Neil Gaiman and Amanda Palmer take to the stage not long after with their mate Lucy Lawless, and it is Amanda who claims the centre. ‘We need stories to remember who we are,’ she says.
That queue of people outside know who they are. They’re clutching Neil’s books to their chests, waiting for him to make his mark.
***
In the Waitakere room on Sunday morning, Alice Te Punga Somerville delivers the Michael King lecture and asks what it is we are talking about, when we talk about Cook.
She says ‘Speaking of structural racism, I work at the University of Waikato,’ and then she makes a face that resembles that clenched teeth emoji, and we, in the audience, laugh too. ‘We can’t change history, Somerville says, ‘but we can be deliberate about the stories we do tell.’
***
Back in the theatre, Kyle Mewburn tells us she doesn’t feel like a butterfly, she feels like a turtle and Charlotte Grimshaw, that ‘ungrateful wretch,’ explains how when she went back to try and inspect her memories, she ran into a wall of fiction. She ran into her family, too.

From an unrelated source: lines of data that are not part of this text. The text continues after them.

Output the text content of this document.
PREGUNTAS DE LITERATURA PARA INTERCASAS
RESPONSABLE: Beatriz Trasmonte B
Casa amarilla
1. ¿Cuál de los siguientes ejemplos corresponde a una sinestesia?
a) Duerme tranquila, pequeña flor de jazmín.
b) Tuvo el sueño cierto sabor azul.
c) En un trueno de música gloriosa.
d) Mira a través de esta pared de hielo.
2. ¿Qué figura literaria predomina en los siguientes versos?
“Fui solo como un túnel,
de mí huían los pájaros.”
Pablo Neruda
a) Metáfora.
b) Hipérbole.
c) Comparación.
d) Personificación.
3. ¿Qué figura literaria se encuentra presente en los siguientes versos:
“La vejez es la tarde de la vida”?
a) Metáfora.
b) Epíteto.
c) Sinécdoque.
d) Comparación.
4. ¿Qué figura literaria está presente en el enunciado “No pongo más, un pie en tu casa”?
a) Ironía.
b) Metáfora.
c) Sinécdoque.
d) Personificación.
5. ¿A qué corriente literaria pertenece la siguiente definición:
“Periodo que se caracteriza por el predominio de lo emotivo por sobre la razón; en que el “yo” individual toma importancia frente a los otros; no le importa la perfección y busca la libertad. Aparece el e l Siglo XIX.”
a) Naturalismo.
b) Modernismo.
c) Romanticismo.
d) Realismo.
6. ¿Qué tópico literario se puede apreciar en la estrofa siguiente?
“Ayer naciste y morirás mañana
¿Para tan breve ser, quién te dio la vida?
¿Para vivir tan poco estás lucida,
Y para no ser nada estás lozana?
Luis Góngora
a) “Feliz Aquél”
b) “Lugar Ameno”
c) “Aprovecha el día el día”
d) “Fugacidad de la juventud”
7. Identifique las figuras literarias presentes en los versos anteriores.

Kim Knight says the word ‘delicious’ like a food writer in love, her sibilance hissing from her microphone and sliding across the stage. Her guest, Monique Fiso, says in her book, Hiakai: ‘Eating is affirmation of our relationship with the land and with our ancestors,’ and there is more to come: Dickinson, Matamua, Ihimaera, Kidman, Stead and Wendt, but I have ingested so many words and so many thoughts, that I am absolutely full up. I have barely seen my kids for three days and I have to leave because I am done, done like a Hiakai short rib, done like the Portuguese bird chirping through Ai Weiwei’s appearance, done like the kid clutching his copy of Coraline at the end of the Neil Gaiman book-signing queue that still, three hours after he spoke, snakes through the foyer, following me through the Aotea Centre and out into the late afternoon.